Austin today, a center of high-tech industry as well as the state capital, also styles itself the “Live Music Capital of the World.” The city’s musical heritage began in 1933 when Threadgill's North, a venue that later hosted renown artists such as Janis Joplin, first opened its doors. The list of performers that have been on stage in Austin includes greats of the big band era, jazz, blues, country, rock, punk, and onward. Many know of the PBS live music show, Austin City Limits, which has hosted over 500 bands since its inception in 1976. Austin is also home to a number of musical festivals, including South by Southwest, the Austin City Limit Music Festival, Carnival Brasileiro, Eeyore’s Birthday Party, First Night Austin, and Batfest.

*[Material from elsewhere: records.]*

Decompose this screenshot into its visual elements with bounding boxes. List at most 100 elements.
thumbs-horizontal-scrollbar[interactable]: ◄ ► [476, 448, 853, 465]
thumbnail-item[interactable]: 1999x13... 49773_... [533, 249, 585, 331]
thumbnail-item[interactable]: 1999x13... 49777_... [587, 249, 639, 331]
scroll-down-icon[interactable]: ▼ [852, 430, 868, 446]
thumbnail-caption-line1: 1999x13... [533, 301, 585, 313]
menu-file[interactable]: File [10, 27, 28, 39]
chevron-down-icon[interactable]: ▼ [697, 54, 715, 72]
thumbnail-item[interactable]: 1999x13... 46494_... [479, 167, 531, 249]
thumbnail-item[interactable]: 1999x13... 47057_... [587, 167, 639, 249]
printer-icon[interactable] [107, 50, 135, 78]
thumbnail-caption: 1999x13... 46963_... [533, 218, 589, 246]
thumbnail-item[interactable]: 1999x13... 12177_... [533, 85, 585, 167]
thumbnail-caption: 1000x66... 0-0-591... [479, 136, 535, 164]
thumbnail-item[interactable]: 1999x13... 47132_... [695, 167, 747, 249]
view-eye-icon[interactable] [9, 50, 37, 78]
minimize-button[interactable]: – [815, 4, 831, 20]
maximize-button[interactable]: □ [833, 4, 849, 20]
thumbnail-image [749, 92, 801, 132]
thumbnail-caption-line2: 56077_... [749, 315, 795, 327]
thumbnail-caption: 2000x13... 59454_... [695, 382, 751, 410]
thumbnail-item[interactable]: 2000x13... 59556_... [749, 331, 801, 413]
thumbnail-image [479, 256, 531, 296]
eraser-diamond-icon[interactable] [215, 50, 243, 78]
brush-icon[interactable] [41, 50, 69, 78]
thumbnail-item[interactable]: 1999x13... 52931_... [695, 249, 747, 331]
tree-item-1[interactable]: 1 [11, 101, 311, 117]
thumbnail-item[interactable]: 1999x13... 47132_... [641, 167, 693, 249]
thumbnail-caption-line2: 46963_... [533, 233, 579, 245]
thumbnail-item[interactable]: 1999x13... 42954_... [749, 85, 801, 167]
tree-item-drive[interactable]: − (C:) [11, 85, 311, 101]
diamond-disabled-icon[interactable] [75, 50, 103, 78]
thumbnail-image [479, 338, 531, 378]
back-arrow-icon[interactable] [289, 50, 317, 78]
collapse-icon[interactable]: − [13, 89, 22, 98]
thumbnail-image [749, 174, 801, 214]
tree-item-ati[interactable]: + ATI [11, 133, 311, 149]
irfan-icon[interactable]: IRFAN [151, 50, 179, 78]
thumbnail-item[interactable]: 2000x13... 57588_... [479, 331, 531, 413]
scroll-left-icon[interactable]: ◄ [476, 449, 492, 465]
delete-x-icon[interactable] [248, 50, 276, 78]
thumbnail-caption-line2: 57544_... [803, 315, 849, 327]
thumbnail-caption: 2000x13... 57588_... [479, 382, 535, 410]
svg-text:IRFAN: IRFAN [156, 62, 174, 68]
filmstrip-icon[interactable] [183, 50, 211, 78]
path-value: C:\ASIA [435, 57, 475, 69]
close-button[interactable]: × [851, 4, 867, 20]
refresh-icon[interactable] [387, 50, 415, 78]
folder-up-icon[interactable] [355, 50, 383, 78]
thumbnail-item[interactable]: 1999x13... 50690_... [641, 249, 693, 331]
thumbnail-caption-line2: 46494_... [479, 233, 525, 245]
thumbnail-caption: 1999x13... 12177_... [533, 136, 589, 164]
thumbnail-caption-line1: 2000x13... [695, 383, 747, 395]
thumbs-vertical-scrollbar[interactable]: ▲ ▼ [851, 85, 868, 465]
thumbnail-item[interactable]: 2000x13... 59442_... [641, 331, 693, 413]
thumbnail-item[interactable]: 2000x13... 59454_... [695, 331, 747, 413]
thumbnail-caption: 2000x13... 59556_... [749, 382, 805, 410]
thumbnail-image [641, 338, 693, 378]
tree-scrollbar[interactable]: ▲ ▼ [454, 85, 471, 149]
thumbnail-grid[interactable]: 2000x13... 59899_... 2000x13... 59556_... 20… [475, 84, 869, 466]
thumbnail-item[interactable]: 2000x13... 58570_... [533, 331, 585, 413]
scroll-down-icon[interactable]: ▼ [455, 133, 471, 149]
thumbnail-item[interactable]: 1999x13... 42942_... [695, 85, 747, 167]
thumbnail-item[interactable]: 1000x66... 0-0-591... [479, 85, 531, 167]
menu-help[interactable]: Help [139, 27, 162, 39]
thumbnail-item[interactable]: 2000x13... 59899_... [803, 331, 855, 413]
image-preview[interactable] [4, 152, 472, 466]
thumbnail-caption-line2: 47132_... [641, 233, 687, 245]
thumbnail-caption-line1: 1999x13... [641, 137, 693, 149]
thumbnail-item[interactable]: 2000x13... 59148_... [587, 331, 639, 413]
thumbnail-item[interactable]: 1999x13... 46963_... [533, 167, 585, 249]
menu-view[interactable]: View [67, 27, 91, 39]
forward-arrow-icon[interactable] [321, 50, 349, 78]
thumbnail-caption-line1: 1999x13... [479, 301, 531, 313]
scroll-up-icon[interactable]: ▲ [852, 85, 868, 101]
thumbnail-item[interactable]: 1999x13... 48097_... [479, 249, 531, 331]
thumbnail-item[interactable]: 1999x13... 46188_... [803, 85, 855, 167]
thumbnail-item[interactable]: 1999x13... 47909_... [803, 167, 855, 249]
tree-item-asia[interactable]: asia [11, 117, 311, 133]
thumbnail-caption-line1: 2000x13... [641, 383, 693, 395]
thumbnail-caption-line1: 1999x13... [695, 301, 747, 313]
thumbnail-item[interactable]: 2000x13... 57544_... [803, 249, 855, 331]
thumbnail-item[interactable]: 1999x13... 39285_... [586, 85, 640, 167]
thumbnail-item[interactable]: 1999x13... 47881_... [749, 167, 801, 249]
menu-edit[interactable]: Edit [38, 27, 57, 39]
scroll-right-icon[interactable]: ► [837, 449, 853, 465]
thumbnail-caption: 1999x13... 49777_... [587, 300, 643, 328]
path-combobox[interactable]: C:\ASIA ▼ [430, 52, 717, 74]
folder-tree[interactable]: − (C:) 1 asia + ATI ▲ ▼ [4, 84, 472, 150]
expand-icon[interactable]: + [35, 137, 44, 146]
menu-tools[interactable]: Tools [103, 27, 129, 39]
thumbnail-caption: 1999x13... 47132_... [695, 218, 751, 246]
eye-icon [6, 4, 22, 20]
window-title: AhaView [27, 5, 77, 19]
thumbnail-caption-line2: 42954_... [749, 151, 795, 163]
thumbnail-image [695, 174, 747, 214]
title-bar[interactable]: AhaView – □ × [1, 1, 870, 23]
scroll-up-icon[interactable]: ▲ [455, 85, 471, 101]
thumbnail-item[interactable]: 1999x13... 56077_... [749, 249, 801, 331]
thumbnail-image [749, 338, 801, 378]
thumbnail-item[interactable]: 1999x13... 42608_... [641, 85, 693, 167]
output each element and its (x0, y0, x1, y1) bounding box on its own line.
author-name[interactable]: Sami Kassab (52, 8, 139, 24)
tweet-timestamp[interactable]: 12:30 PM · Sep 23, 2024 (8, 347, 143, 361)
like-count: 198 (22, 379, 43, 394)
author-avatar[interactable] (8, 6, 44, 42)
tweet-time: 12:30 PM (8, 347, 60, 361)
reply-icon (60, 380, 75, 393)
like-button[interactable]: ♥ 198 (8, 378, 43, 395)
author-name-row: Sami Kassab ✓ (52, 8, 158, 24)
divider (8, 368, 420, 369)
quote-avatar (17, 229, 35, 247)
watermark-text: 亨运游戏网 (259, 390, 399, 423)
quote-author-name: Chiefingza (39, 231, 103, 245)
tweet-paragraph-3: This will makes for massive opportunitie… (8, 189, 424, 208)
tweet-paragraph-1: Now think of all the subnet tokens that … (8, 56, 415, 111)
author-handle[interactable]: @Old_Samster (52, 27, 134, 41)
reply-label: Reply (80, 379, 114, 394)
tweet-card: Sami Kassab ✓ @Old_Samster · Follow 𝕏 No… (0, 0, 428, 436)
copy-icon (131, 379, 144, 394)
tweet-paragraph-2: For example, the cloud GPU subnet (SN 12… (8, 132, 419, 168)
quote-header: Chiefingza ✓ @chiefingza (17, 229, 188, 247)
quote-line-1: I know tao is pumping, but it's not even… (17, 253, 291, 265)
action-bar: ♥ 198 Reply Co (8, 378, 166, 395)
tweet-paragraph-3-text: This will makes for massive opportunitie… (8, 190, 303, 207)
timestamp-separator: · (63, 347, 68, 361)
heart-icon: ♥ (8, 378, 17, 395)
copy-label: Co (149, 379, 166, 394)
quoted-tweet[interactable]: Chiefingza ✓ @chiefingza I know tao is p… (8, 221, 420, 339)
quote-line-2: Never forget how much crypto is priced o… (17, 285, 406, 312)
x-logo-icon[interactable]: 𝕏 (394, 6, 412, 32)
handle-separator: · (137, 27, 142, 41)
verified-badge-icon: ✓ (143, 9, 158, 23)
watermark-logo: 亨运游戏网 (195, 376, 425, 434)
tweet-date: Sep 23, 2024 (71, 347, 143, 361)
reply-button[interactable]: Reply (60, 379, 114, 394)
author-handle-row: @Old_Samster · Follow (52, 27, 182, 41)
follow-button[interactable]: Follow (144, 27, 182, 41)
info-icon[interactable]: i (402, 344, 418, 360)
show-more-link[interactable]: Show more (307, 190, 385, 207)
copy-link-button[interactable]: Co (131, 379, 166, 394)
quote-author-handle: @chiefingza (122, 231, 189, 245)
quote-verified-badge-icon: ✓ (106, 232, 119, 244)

The Ann W. Richards Congress Avenue Bridge houses the world's largest urban population of Mexican free-tailed bats. Starting in late February, up to 1.5 million bats take up residence inside the bridge's expansion and contraction zones as well as in long horizontal grooves running the length of the bridge's underside, an environment ideally suited for raising their young. Every evening around sunset, the bats emerge in search of insects, an exit visible on weather radar that darkens the skies over the bridge. Watching the bat emergence is an event that is popular with locals and tourists, with more than 100,000 viewers per year. The bats migrate to Mexico each winter.
Amtrak provides both ticketing and baggage services at the Austin station, which is served by two daily trains.